This refers to the method of conducting a Sunday morning church service where all the events surrounding the service are tailored with the unchurched in mind. The goal of this model is to attempt to make the “seeker” feel comfortable by making the service understandable and enjoyable. In this sense, the church is attempting to build a bridge with the unbeliever with the ultimate goal that they will hear the Gospel and be saved. The preaching model in the seeker churches follows suit. Every sermon is simply another way to present the Gospel. Deeper learning, fellowship, and discipleship are encouraged but are not normally part of the Sunday service. They are commonly found in mid-week small groups and studies. Opponents of the seeker model will argue that the Sunday service is not meant to be for the unbelievers, but for believers. There is a wide range within the spectrum of how seeker-sensitive a church might be. One end might be thought of as “seeker-friendly” and the other “seeker-driven.”
(also: “seeker-friendly,” “seeker churches,” and “seeker-driven”)
Just in case you missed my post about this at iMonk.com, here is what I said:
How has the “seeker” emphasis affected your perception of your congregation’s worship services?
I am from a tradition (Dallas Seminary-type Bible/Community Church) that is not too friendly toward the idea of “seeker friendly.” When Rick Warren’s book Purpose Driven Church first came out, it was critiqued very heavily in these parts (boarding on anathema!), and it was very moderately seeker sensitive compared to much of what is now going on in Evangelicalism! My tradition believes that the actual church service on Sunday Morning is for the believer, not so much for the unbeliever (this is key). Believers are to go out into the world with the message of Jesus Christ. Therefore, our purpose is not to attract the world to the church building or Sunday Service. For example, the church service itself is not the church, it is a particular function of the church. Christians do not go to church, we are the church. People themselves are to be seeker friendly, not the church service. Church service is to perform a particular function of covenant renewal among believers. This comes through discipleship, fellowship, and worship. To make the church service seeker friendly is like trying to make a court room seeker friendly in order to attract the outside world. There is a particular purpose of the court. Outsiders are welcome, but their presence will not detract or manipulate the main objective. The ultimate evangelistic goal is not to make people come to church, but for the church to be salt and light as the people of God in every situation. Yet, at the same time, we are not naïve enough to think that all those who come to the church or are members of the church are all truly Christian. The church is filled with non-Christian members. As well, we welcome anyone to come, therefore there will be seekers in attendance. For this reason, the essence of the Gospel will often be communicated during every church service.

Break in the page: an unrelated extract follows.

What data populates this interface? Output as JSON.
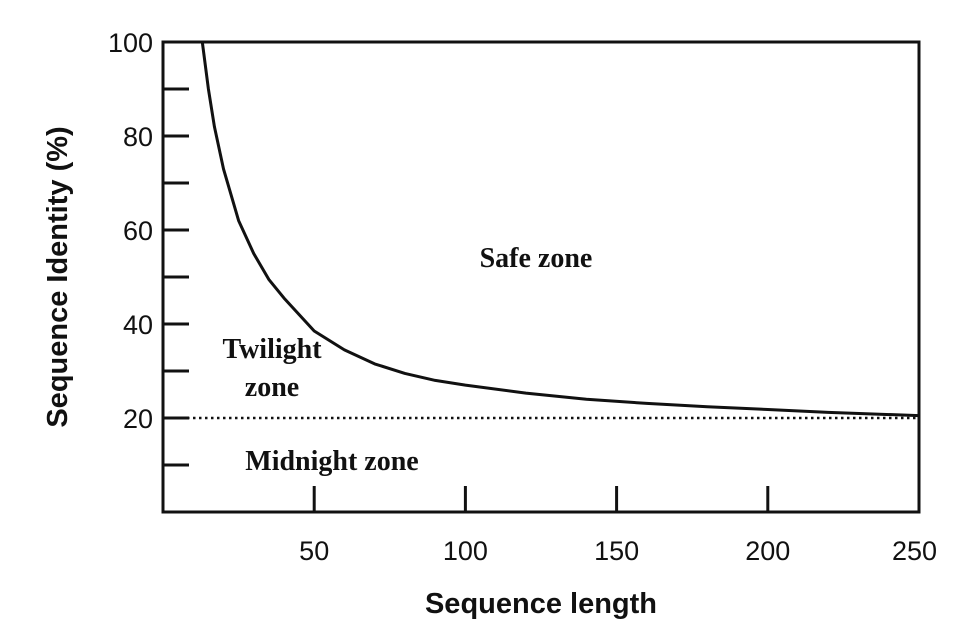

This is not to say that we want the church to be “seeker repulsive” by any means. We desire to welcome the outsider and be salt and light as the outsider comes into the church. With open arms we will help the seeker to understand what we are doing and why. But we don’t want to accommodate our service for the sake of the seeker at the expense of the purpose.

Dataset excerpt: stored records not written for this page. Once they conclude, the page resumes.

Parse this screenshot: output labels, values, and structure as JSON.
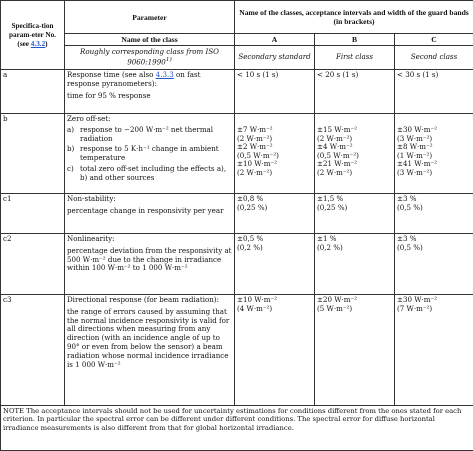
{
  "header": {
    "col_spec_no_pre": "Specifica-tion param-eter No. (see ",
    "col_spec_link": "4.3.2",
    "col_spec_post": ")",
    "col_param": "Parameter",
    "col_classes": "Name of the classes, acceptance intervals and width of the guard bands (in brackets)",
    "name_of_class": "Name of the class",
    "class_A": "A",
    "class_B": "B",
    "class_C": "C",
    "iso_class_label": "Roughly corresponding class from ISO 9060:1990",
    "iso_class_sup": "1)",
    "iso_A": "Secondary standard",
    "iso_B": "First class",
    "iso_C": "Second class"
  },
  "rows": {
    "a": {
      "id": "a",
      "line1_pre": "Response time (see also ",
      "line1_link": "4.3.3",
      "line1_post": " on fast response pyranometers):",
      "line2": "time for 95 % response",
      "A": "< 10 s (1 s)",
      "B": "< 20 s (1 s)",
      "C": "< 30 s (1 s)"
    },
    "b": {
      "id": "b",
      "title": "Zero off-set:",
      "s1_lbl": "a)",
      "s1_txt": "response to −200 W·m⁻² net thermal radiation",
      "s2_lbl": "b)",
      "s2_txt": "response to 5 K·h⁻¹ change in ambient temperature",
      "s3_lbl": "c)",
      "s3_txt": "total zero off-set including the effects a), b) and other sources",
      "A1": "±7 W·m⁻²",
      "A1g": "(2 W·m⁻²)",
      "A2": "±2 W·m⁻²",
      "A2g": "(0,5 W·m⁻²)",
      "A3": "±10 W·m⁻²",
      "A3g": "(2 W·m⁻²)",
      "B1": "±15 W·m⁻²",
      "B1g": "(2 W·m⁻²)",
      "B2": "±4 W·m⁻²",
      "B2g": "(0,5 W·m⁻²)",
      "B3": "±21 W·m⁻²",
      "B3g": "(2 W·m⁻²)",
      "C1": "±30 W·m⁻²",
      "C1g": "(3 W·m⁻²)",
      "C2": "±8 W·m⁻²",
      "C2g": "(1 W·m⁻²)",
      "C3": "±41 W·m⁻²",
      "C3g": "(3 W·m⁻²)"
    },
    "c1": {
      "id": "c1",
      "title": "Non-stability:",
      "desc": "percentage change in responsivity per year",
      "A": "±0,8 %",
      "Ag": "(0,25 %)",
      "B": "±1,5 %",
      "Bg": "(0,25 %)",
      "C": "±3 %",
      "Cg": "(0,5 %)"
    },
    "c2": {
      "id": "c2",
      "title": "Nonlinearity:",
      "desc": "percentage deviation from the responsivity at 500 W·m⁻² due to the change in irradiance within 100 W·m⁻² to 1 000 W·m⁻²",
      "A": "±0,5 %",
      "Ag": "(0,2 %)",
      "B": "±1 %",
      "Bg": "(0,2 %)",
      "C": "±3 %",
      "Cg": "(0,5 %)"
    },
    "c3": {
      "id": "c3",
      "title": "Directional response (for beam radiation):",
      "desc": "the range of errors caused by assuming that the normal incidence responsivity is valid for all directions when measuring from any direction (with an incidence angle of up to 90° or even from below the sensor) a beam radiation whose normal incidence irradiance is 1 000 W·m⁻²",
      "A": "±10 W·m⁻²",
      "Ag": "(4 W·m⁻²)",
      "B": "±20 W·m⁻²",
      "Bg": "(5 W·m⁻²)",
      "C": "±30 W·m⁻²",
      "Cg": "(7 W·m⁻²)"
    }
  },
  "note": "NOTE   The acceptance intervals should not be used for uncertainty estimations for conditions different from the ones stated for each criterion. In particular the spectral error can be different under different conditions. The spectral error for diffuse horizontal irradiance measurements is also different from that for global horizontal irradiance."
}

Are there changes you have made to accommodate and bring back seekers?
Over the last decade, while our spoken attitude toward the seeker friendly “movement” has generally stayed the same, you can see many changes and adaptations. Most Dallas Seminary type Bible/Community churches have placed more emphasis on changing the type of worship that is offered. I am not too sure that this could be called seeker friendly since this is actually a change in preference from the church body itself. As well, “christianese” is not spoken quite as much. But, again, this is not so much because of the seeker, but from a desire to speak in a way that is understandable and less traditionalistic. The language of tradition is good, the language brought about by traditionalism is deterring to both the believer and the seeker.
Are there changes you would never consider, even if it would put more non-Christians in your service?
Yes, accommodating truth. For example, because the culture is much less tolerant of the doctrine of Hell, this does not mean we don’t teach it. We may be more sensitive toward people’s feelings and change the way we approach it, but this will amount to an empathy toward society in general, knowing that the body of Christ may be affected by the same feelings.
Having said this, whatever means can be used to make the Gospel and discipleship more effective will be used. Whether it is using air conditioners, electric lights, holding Saturday services, using PowerPoint screens, changing the name “Sunday School” to “Fellowship” or making home groups available, and the like, these are all accommodations to the effectiveness of the Gospel. While there are many Bible churches that have become Fundamentalistic, believing that the way they conduct church service on Sunday morning is also part of the Gospel, the spirit of my tradition does not promote such. This would be more in line with Roman Catholic and Eastern Orthodox expressed theology (i.e. they believe that the way church is done is part of the Gospel). However, all traditions are susceptible to the temptation to become traditionalistic. Our tradition must continually assess ourselves, asking if those methods that we hold on to are the way things are supposed to be done or simply the way we have done them for a really long time. Change is good for the church in this sense. I know a Dallas Seminary pastor who intentionally mixes things up ever so often to keep his people from falling in love with the way the church service rolls. I think this is good.